The High Cost of Data Quality Issues

Poor industrial data quality creates cost in several ways. The largest cost is often not the bad value itself. It is the time and uncertainty required to find the cause and determine what was affected.


Data problems can look like process problems

An operator can see an unexpected KPI and assume that the process changed. An engineer can spend hours checking equipment before the team discovers that an AF analysis was changed, a tag stopped updating, or a display points to the wrong source.

During that time, the team can delay decisions or use information that is not reliable.

Common causes include:

  • Stale or missing source data

  • Incorrect tag mappings

  • Bad engineering units or metadata

  • Failed or changed calculations

  • Broken AF references

  • Untracked configuration changes

  • Displays that use obsolete data sources


The cost is cumulative

A single issue can consume time from operations, controls, PI administrators, reliability engineers, and data teams.
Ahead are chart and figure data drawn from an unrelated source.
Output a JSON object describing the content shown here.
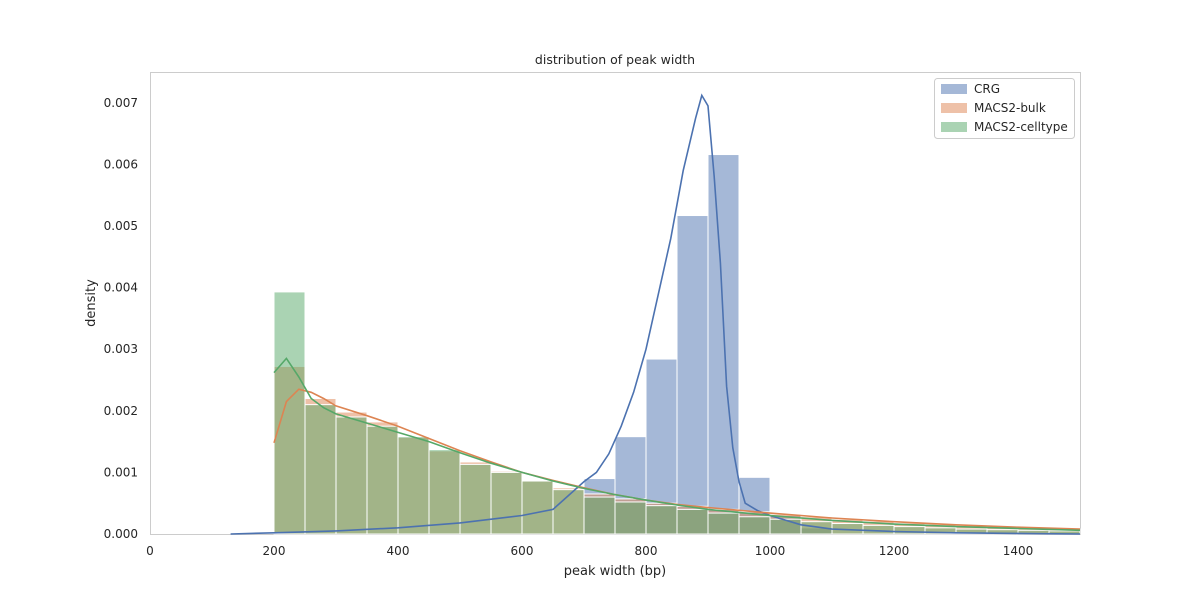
{
  "chart_data": {
    "type": "histogram",
    "title": "distribution of peak width",
    "xlabel": "peak width (bp)",
    "ylabel": "density",
    "xlim": [
      0,
      1500
    ],
    "ylim": [
      0,
      0.0075
    ],
    "xticks": [
      0,
      200,
      400,
      600,
      800,
      1000,
      1200,
      1400
    ],
    "yticks": [
      0.0,
      0.001,
      0.002,
      0.003,
      0.004,
      0.005,
      0.006,
      0.007
    ],
    "ytick_labels": [
      "0.000",
      "0.001",
      "0.002",
      "0.003",
      "0.004",
      "0.005",
      "0.006",
      "0.007"
    ],
    "grid": false,
    "legend_position": "top-right",
    "colors": {
      "CRG": "#4c72b0",
      "MACS2-bulk": "#dd8452",
      "MACS2-celltype": "#55a868"
    },
    "series": [
      {
        "name": "CRG",
        "bin_width": 50,
        "bins": [
          [
            700,
            0.0009
          ],
          [
            750,
            0.00158
          ],
          [
            800,
            0.00284
          ],
          [
            850,
            0.00517
          ],
          [
            900,
            0.00616
          ],
          [
            950,
            0.00092
          ],
          [
            1000,
            0.0003
          ],
          [
            1050,
            0.0001
          ]
        ],
        "kde_x": [
          130,
          200,
          300,
          400,
          500,
          600,
          650,
          700,
          720,
          740,
          760,
          780,
          800,
          820,
          840,
          860,
          880,
          890,
          900,
          910,
          920,
          930,
          940,
          950,
          960,
          980,
          1000,
          1050,
          1100,
          1200,
          1300,
          1400,
          1500
        ],
        "kde_y": [
          0.0,
          2e-05,
          5e-05,
          0.0001,
          0.00018,
          0.0003,
          0.0004,
          0.00085,
          0.001,
          0.0013,
          0.00175,
          0.0023,
          0.003,
          0.0039,
          0.0048,
          0.0059,
          0.00675,
          0.00712,
          0.00695,
          0.0058,
          0.0044,
          0.0024,
          0.0014,
          0.00085,
          0.0005,
          0.00038,
          0.0003,
          0.00015,
          8e-05,
          4e-05,
          2e-05,
          1e-05,
          0.0
        ]
      },
      {
        "name": "MACS2-bulk",
        "bin_width": 50,
        "bins": [
          [
            200,
            0.00272
          ],
          [
            250,
            0.0022
          ],
          [
            300,
            0.00198
          ],
          [
            350,
            0.00182
          ],
          [
            400,
            0.00157
          ],
          [
            450,
            0.00135
          ],
          [
            500,
            0.00117
          ],
          [
            550,
            0.00102
          ],
          [
            600,
            0.00087
          ],
          [
            650,
            0.00075
          ],
          [
            700,
            0.00065
          ],
          [
            750,
            0.00057
          ],
          [
            800,
            0.0005
          ],
          [
            850,
            0.00045
          ],
          [
            900,
            0.0004
          ],
          [
            950,
            0.00036
          ],
          [
            1000,
            0.00032
          ],
          [
            1050,
            0.00028
          ],
          [
            1100,
            0.00024
          ],
          [
            1150,
            0.00021
          ],
          [
            1200,
            0.00018
          ],
          [
            1250,
            0.00016
          ],
          [
            1300,
            0.00014
          ],
          [
            1350,
            0.00012
          ],
          [
            1400,
            0.0001
          ],
          [
            1450,
            8e-05
          ]
        ],
        "kde_x": [
          200,
          220,
          240,
          260,
          280,
          300,
          350,
          400,
          450,
          500,
          550,
          600,
          650,
          700,
          750,
          800,
          850,
          900,
          1000,
          1100,
          1200,
          1300,
          1400,
          1500
        ],
        "kde_y": [
          0.00148,
          0.00215,
          0.00235,
          0.0023,
          0.0022,
          0.00208,
          0.00192,
          0.00175,
          0.00155,
          0.00135,
          0.00117,
          0.001,
          0.00087,
          0.00075,
          0.00064,
          0.00055,
          0.00048,
          0.00043,
          0.00034,
          0.00026,
          0.0002,
          0.00015,
          0.00011,
          8e-05
        ]
      },
      {
        "name": "MACS2-celltype",
        "bin_width": 50,
        "bins": [
          [
            200,
            0.00393
          ],
          [
            250,
            0.0021
          ],
          [
            300,
            0.0019
          ],
          [
            350,
            0.00175
          ],
          [
            400,
            0.00158
          ],
          [
            450,
            0.00137
          ],
          [
            500,
            0.00113
          ],
          [
            550,
            0.001
          ],
          [
            600,
            0.00086
          ],
          [
            650,
            0.00072
          ],
          [
            700,
            0.0006
          ],
          [
            750,
            0.00052
          ],
          [
            800,
            0.00046
          ],
          [
            850,
            0.0004
          ],
          [
            900,
            0.00034
          ],
          [
            950,
            0.00028
          ],
          [
            1000,
            0.00024
          ],
          [
            1050,
            0.0002
          ],
          [
            1100,
            0.00017
          ],
          [
            1150,
            0.00014
          ],
          [
            1200,
            0.00012
          ],
          [
            1250,
            0.0001
          ],
          [
            1300,
            8e-05
          ],
          [
            1350,
            7e-05
          ],
          [
            1400,
            6e-05
          ],
          [
            1450,
            5e-05
          ]
        ],
        "kde_x": [
          200,
          220,
          240,
          260,
          280,
          300,
          350,
          400,
          450,
          500,
          550,
          600,
          650,
          700,
          750,
          800,
          850,
          900,
          1000,
          1100,
          1200,
          1300,
          1400,
          1500
        ],
        "kde_y": [
          0.00262,
          0.00285,
          0.00255,
          0.0022,
          0.00205,
          0.00195,
          0.0018,
          0.00165,
          0.0015,
          0.00132,
          0.00115,
          0.001,
          0.00086,
          0.00074,
          0.00064,
          0.00055,
          0.00047,
          0.0004,
          0.0003,
          0.00022,
          0.00016,
          0.00012,
          9e-05,
          6e-05
        ]
      }
    ]
  }
}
The direct cost can include:

  • Troubleshooting labor

  • Rework

  • Delayed reports

  • Lost production opportunity

  • Additional contractor support

  • Reprocessing or backfilling data

The indirect cost can be larger. When users lose confidence in the PI System, they create manual checks and parallel spreadsheets. Those workarounds add more cost and make governance harder.


High-consequence data needs more control

Not every PI Point requires the same level of oversight.

Data that supports safety, environmental reporting, production accounting, equipment protection, or important maintenance decisions should have stronger controls.

For these signals, teams should know:

  • The source

  • Expected update behavior

  • Important transformations

  • Downstream uses

  • Recent changes

  • The responsible owner

This makes it possible to investigate problems quickly and assess impact.


Detect issues before users report them

Many data incidents are first reported by a dashboard user. That is late in the failure chain.

Automated monitoring can detect stale data, bad values, analysis failures, broken references, and important configuration changes earlier.

Monitoring should also include context. A failed unused tag is not equal to a failed tag that drives a critical display.


Reduce time to understand, not only time to detect

Detection is only one part of the problem.

When an issue occurs, the team must answer:

  • What failed?

  • When did it start?

  • What changed?

  • What depends on the failed object?

  • Which decisions or reports can be affected?

Lineage, change history, and usage information reduce the time required to answer these questions.


The operating objective

The objective is not perfect data. Industrial systems are too large and dynamic for that standard.

The objective is to find important problems early, understand their effect, and restore trusted data before the issue becomes an operational event.